# How to make iTunes show a listing of everything in my music library?



## The Hooded Claw (Oct 12, 2009)

iTunes has decided that I only need to see certain songs in my library.  I didn't knowingly do anything to cause this.  All the songs are still there, and are even still in my iTunes library if I do a search for a particular song, but they don't show up when I list my library.  There is one column in the listings with nothing but a checkmark in it (I suspect it is songs that iTunes thinks have been played, but can't find a title for it anywhere, and can't make it disappear in view options), and I think the songs that are left may be the ones that have that check mark, certainly all the songs visible have the check mark.

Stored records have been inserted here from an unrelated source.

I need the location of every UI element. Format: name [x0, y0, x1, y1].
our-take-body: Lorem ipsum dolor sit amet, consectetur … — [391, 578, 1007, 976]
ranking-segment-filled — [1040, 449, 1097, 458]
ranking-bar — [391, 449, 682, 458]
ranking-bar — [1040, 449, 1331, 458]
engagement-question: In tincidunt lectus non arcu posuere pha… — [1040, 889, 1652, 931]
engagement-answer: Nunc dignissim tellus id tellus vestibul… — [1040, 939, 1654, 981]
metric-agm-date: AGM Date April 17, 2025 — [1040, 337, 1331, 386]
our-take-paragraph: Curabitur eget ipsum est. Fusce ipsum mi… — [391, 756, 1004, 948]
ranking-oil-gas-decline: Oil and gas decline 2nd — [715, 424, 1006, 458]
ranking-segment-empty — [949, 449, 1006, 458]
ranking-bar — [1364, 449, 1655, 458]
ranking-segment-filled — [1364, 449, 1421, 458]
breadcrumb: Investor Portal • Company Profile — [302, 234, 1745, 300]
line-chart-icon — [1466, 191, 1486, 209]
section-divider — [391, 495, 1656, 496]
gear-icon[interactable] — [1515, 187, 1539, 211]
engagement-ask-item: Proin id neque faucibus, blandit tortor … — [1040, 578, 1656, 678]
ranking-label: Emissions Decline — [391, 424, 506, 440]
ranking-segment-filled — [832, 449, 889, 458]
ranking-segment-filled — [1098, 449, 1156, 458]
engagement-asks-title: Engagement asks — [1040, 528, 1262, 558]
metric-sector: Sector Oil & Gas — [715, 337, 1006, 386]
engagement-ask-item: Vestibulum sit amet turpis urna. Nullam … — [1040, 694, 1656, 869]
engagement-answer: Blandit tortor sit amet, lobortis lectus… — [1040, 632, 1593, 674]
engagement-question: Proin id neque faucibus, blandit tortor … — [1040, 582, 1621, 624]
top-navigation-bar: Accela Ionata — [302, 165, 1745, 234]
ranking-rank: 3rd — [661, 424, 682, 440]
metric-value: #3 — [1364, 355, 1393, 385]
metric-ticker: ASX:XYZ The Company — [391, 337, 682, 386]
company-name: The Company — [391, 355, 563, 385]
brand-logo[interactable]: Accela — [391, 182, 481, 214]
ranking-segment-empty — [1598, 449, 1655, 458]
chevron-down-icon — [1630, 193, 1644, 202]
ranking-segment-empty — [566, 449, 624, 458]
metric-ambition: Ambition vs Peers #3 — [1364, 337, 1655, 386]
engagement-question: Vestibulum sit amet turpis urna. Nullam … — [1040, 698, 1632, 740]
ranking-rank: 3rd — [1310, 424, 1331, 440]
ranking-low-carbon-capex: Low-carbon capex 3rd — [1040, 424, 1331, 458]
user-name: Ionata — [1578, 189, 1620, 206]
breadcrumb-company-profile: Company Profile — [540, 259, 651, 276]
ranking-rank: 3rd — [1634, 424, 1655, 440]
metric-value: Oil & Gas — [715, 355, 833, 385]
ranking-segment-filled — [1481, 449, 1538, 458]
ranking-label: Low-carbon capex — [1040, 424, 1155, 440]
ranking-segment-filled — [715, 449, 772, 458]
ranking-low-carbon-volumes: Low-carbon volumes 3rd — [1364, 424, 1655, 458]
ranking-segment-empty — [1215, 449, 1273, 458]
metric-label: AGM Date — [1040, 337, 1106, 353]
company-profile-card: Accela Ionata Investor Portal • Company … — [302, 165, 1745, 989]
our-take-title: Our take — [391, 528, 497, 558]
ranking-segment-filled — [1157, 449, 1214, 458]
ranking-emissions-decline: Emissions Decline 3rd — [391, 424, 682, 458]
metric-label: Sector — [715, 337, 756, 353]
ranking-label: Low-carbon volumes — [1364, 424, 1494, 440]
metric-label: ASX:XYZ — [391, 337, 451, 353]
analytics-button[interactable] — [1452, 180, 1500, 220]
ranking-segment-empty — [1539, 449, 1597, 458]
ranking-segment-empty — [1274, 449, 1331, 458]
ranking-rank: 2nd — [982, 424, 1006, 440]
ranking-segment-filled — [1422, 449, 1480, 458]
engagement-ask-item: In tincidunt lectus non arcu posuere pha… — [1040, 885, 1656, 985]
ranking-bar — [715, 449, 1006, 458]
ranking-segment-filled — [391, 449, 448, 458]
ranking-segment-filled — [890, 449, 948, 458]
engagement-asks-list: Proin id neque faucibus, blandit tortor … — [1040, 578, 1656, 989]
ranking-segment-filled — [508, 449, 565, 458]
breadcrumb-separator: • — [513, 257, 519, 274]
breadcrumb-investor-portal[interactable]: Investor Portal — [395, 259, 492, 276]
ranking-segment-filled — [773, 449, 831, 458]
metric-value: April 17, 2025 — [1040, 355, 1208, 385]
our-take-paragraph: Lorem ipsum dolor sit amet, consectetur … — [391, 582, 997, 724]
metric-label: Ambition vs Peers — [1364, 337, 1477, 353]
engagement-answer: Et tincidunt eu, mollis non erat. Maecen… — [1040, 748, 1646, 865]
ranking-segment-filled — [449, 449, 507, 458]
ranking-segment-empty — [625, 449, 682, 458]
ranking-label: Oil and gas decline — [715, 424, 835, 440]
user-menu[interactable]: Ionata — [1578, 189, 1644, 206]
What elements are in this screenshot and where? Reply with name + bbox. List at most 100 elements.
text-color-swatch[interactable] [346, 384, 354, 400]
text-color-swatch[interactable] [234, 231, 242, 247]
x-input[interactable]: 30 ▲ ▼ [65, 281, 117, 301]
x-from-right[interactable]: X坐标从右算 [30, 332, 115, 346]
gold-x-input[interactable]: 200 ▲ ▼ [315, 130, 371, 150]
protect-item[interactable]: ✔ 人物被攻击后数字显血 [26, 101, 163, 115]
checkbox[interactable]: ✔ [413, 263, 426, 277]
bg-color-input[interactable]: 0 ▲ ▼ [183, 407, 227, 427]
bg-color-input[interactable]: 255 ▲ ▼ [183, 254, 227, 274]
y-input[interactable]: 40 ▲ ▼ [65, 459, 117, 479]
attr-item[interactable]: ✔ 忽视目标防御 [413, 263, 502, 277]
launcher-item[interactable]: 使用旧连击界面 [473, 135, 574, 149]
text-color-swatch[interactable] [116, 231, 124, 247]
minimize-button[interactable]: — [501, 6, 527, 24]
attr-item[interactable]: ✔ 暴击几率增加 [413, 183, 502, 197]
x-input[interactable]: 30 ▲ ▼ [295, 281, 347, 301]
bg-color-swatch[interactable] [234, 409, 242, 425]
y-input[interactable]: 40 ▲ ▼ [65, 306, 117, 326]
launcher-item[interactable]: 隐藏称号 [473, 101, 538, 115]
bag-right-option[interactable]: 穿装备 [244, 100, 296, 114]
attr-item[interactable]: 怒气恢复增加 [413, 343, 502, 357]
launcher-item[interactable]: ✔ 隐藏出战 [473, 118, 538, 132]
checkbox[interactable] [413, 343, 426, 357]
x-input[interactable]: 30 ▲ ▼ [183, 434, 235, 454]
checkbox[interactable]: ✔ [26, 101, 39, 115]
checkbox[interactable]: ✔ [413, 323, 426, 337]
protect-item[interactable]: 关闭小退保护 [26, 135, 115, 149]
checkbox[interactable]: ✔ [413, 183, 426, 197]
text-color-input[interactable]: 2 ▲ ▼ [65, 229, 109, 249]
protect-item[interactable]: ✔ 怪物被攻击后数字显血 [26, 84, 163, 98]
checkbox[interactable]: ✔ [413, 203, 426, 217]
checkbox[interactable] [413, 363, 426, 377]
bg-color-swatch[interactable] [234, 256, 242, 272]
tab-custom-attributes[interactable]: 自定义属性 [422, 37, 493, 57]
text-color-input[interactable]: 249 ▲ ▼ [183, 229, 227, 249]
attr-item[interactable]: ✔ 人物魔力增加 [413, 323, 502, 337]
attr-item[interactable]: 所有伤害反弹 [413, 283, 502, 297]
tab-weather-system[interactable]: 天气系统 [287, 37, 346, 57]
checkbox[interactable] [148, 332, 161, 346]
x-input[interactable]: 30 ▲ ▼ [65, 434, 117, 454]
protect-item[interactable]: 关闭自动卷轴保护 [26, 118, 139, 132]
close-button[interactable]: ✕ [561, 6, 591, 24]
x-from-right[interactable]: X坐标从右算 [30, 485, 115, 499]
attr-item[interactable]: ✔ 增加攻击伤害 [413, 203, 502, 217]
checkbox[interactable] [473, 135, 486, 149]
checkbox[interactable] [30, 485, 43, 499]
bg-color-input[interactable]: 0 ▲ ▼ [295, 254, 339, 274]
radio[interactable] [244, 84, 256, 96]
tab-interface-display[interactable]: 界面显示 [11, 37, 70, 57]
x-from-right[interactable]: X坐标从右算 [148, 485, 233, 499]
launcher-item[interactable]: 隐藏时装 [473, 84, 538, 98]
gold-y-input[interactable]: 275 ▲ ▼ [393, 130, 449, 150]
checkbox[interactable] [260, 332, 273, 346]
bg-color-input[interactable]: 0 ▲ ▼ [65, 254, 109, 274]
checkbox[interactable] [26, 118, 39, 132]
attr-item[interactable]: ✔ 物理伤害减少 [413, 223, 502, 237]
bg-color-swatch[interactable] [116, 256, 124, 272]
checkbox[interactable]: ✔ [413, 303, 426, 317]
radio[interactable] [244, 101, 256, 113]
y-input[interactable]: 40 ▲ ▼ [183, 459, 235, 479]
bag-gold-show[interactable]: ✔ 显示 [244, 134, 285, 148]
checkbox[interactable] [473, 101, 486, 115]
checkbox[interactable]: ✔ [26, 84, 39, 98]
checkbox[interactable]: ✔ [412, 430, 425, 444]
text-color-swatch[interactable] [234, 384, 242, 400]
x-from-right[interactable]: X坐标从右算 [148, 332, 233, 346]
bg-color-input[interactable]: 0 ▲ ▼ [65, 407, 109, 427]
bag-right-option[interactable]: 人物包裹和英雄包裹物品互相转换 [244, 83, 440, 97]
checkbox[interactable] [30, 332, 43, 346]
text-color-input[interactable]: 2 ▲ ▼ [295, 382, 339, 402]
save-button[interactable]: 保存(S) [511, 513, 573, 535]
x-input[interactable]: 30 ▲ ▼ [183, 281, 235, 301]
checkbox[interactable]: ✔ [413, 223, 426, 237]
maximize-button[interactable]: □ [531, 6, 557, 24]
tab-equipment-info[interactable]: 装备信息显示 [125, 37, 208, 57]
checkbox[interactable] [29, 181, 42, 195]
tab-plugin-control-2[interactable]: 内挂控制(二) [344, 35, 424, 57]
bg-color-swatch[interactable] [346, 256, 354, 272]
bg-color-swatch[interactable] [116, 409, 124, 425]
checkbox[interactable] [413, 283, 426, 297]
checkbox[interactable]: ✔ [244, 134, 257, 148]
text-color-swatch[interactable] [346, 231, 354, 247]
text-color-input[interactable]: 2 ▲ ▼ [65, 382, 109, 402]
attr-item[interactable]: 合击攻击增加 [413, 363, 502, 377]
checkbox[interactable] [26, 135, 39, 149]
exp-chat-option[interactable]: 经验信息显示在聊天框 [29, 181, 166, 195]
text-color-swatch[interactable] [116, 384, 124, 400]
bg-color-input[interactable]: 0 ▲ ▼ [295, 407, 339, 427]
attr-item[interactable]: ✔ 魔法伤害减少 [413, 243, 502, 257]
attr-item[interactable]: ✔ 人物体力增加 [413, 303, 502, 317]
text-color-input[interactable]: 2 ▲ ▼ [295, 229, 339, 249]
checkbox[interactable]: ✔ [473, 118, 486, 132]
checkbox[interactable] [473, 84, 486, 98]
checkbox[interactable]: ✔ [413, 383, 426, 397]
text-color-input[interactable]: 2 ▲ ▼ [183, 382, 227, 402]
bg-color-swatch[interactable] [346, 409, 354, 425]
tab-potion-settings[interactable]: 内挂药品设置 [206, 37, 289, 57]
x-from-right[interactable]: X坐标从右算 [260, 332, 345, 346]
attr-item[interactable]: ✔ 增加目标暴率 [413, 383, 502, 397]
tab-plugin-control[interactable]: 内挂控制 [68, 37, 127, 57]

I seem to remember this happening before, and somewhere I found a choice of "show all songs" that brought everything back to visibility.  But I've looked high and low through every menu, and tried to search in the useless "help", and found nothing.  Can anyone tell me how to get the listing of all my music back, and better yet, tell me how to keep this from happening again?  I can't ever imagine wanting this to happen, yet iTunes keeps making it happen.


----------



## Sandpiper (Oct 28, 2008)

When you're in iTunes, go up to the Menu Bar.  To fix your problem, I think you may find something under File, Edit, or View.  I don't want to click on anything cuz it might mess up my complete song / track list.  Pretty sure something under one of those should fix you.


----------



## The Hooded Claw (Oct 12, 2009)

Sandpiper, I thought as you did that I'd seen and used it in menus, but it is actually a button at the bottom of the page, below the list of songs. It's fixed note, thank goodness!

Sent from my Sprint EVO using Tapatalk


----------



## Sandpiper (Oct 28, 2008)

I don't see a button at the bottom that makes my list of 3,117 songs appear or disappear.


----------



## The Hooded Claw (Oct 12, 2009)

Sandpiper said:


> I don't see a button at the bottom that makes my list of 3,117 songs appear or disappear.


I don't see it now, either (as all my songs are there). But when iTunes made some of them disappear for reasons known only to that awful program, when I scrolled down to the bottom of my list of songs (I only have 1,040, I feel inadequate!) there was a lozenge-shaped button that said "show all songs" and when I clicked that button, all my music was back! (whew!) As mentioned, it is not there now that all my music is back.


----------